A 55-year-old woman presents with a complaint of a mild increase in abdominal girth. She reports no weight loss or other constitutional symptoms. A pelvic exam demonstrates a 4-cm nontender mobile right adnexal mass. An ultrasound shows a complex 5-cm right adnexal mass with an internal nodule that demonstrates blood flow and fluid in the cul-de-sac. CA-125 is 120 U/mL.
If she proves to have stage III ovarian cancer, what are the optimal treatment interventions?
Ovarian cancer causes more deaths than any other gynecologic malignancy. In American women, the lifetime risk of ovarian cancer is approximately 1.5%.1
Survival after typical treatment
Stage III ovarian cancer is typically treated with surgical cytoreduction of the tumor and intravenous therapy with taxane and latinum-based chemotherapy. Using this treatment approach, stage III ovarian cancer has been associated with a median survival of approximately 37 months in women with residual tumor larger than 1 cm after cytoreductive surgery and 49 months in women with residual tumor of less than 1 cm.2
Survival after combination treatment
Data published January 5, 2006, indicate that a combination of optimal cytoreductive surgery with both intravenous and intraperitoneal chemotherapy significantly improves the survival of women with stage III ovarian cancer.3 In this exceptionally well-designed and executed study, 415 ligible patients with stage III ovarian cancer who had undergone optimal cytoreductive surgery (defined as residual tumor nodules <1 cm in diameter) were randomized to receive 6 treatment cycles of either standard therapy with intravenous paclitaxel plus cisplatin or experimental therapy with intravenous paclitaxel plus intraperitoneal cisplatin plus paclitaxel for 6 treatment cycles. The median survival was 50 months in the standard therapy intravenous group compared to 66 months in the experimental intravenous plus intraperitoneal therapy group (P<.03). In the subgroup of women who underwent a “second look” operation at the end of their chemotherapy, 41% in the intravenous chemotherapy group and 57% in the combined intravenous plus intraperitoneal chemotherapy group had a complete pathological response.

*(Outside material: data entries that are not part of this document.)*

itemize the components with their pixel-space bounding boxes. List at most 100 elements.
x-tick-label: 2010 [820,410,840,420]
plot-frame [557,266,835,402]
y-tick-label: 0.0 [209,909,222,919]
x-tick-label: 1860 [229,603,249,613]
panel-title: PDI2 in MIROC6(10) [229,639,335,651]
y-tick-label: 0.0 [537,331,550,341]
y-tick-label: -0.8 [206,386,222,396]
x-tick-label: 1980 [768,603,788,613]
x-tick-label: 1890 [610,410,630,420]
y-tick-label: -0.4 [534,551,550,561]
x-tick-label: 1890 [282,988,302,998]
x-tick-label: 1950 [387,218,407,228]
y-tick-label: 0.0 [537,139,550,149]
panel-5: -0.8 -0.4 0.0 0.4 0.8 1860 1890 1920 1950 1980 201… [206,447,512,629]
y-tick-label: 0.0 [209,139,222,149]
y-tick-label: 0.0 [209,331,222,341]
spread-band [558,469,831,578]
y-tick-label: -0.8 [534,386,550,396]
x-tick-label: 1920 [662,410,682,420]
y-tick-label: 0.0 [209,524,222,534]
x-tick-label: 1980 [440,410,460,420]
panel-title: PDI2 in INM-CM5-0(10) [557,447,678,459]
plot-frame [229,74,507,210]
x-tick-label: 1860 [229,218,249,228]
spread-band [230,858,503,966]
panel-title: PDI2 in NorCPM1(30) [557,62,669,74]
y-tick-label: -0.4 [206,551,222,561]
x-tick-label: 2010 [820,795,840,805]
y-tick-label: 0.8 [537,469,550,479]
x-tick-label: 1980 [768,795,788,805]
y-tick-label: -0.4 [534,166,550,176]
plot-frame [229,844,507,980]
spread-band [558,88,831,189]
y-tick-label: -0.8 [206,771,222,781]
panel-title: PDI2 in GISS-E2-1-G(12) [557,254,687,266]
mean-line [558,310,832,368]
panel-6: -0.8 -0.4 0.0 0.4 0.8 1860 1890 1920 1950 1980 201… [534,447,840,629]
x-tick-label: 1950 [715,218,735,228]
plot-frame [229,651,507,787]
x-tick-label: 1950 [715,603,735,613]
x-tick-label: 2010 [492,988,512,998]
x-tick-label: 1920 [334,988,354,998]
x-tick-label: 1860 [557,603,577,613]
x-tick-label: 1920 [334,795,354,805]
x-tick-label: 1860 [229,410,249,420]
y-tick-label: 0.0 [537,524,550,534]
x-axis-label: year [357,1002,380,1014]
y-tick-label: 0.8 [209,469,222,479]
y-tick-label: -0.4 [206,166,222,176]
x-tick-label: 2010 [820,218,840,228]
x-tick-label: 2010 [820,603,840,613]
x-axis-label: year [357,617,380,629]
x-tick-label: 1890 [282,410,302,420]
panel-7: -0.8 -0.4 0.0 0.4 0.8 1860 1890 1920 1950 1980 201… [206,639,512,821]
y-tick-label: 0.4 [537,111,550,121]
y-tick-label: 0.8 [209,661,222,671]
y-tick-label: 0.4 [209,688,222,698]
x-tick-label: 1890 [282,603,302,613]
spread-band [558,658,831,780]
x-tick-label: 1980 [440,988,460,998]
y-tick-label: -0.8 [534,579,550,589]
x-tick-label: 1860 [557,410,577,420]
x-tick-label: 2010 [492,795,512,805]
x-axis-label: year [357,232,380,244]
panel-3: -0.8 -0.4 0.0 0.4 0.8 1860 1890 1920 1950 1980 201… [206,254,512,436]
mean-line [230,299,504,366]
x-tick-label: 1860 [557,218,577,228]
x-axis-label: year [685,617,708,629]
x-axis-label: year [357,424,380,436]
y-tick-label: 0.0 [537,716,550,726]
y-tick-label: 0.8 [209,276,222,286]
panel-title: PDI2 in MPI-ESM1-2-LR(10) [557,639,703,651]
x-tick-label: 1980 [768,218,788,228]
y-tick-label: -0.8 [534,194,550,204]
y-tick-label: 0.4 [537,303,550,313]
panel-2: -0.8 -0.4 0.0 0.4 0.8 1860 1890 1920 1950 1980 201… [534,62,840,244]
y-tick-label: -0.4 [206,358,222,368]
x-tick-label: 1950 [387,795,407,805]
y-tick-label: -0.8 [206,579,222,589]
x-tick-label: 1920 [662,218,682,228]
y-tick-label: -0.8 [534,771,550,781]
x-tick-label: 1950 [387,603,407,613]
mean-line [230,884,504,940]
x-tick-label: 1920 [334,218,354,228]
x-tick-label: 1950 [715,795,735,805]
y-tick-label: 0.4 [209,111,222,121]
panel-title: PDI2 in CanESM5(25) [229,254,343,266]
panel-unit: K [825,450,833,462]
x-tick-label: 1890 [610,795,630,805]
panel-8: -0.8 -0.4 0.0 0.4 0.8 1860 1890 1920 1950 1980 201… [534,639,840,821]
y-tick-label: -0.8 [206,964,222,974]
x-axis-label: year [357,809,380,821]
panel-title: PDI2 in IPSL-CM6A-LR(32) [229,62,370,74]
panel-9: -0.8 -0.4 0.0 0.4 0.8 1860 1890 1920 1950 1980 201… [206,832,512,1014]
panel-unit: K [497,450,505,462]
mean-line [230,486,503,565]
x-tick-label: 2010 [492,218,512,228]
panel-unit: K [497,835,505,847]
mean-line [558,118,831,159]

Longest life expectancy. The Gynecologic Oncology Group (GOG) has never previously reported a treatment of stage III ovarian cancer that had this large a beneficial effect on life expectancy. The results of this study, plus 2 previous clinical trials,4,5 indicate that combined intravenous plus intraperitoneal chemotherapy will quickly become an important option for women with stage III ovarian cancer.
Side effects more serious
Unfortunately, the marked increase in life expectancy with combined intravenous plus intraperitoneal therapy was associated with significantly more serious side effects than conventional therapy. Women treated with combined intravenous plus intraperitoneal chemotherapy had significantly more serious complications with leukopenia, thrombocytopenia, abdominal pain, and toxic events involving the gastrointestinal, metabolic, and neurological systems. The combined intravenous plus intraperitoneal therapy was so toxic that only 42% of the women in this group were able to complete the 6 cycles of the assigned chemotherapy. In contrast, 83% of the women in the standard therapy group completed 6 cycles of chemotherapy.
It is hoped that ongoing trials with new agents, such as intraperitoneal carboplatin, may find a reduction in side effects associated with intraperitoneal cisplatin. In preliminary studies, intraperitoneal carboplatin has been associated with fewer side effects, such as less abdominal pain, than cisplatin.6
Preop detection of high risk to avert multiple operations
The new treatment protocol requires 2 critical steps: (1) optimal cytoreduction of the ovarian cancer, and (2) placement of an intraperitoneal catheter. To minimize the number of patients with stage III ovarian cancer who need multiple surgeries to achieve these 2 critical steps, as many patients as possible need to be identified preoperatively. Preoperative identification of women at high risk of stage III ovarian cancer will allow gynecologic oncologists with expertise in both cytoreduction of ovarian cancer and intraperitoneal chemotherapy to become involved as early as possible in the patient’s care.
Modalities that may help to identify preoperatively those patients with an adnexal mass most likely to have ovarian cancer might include measurement of CA-125 in menopausal women2 and preoperative ultrasound7 or CT imaging of the abdomen and pelvis. If a patient with stage III ovarian cancer is operated on in a facility that cannot reliably provide optimal cytoreduction nor an intraperitoneal catheter, then the patient may need to undergo a second operation in order to benefit from the new treatment protocol.
It is likely that surgical cytoreduction followed by intravenous plus intraperitoneal chemotherapy will become the standard of care for stage III ovarian cancer. To best translate these research findings into practice, ObGyns will need to identify as many patients as possible preoperatively who might have advanced ovarian cancer, so that they can undergo optimal tumor resection and placement of an intraperitoneal catheter in a single operation.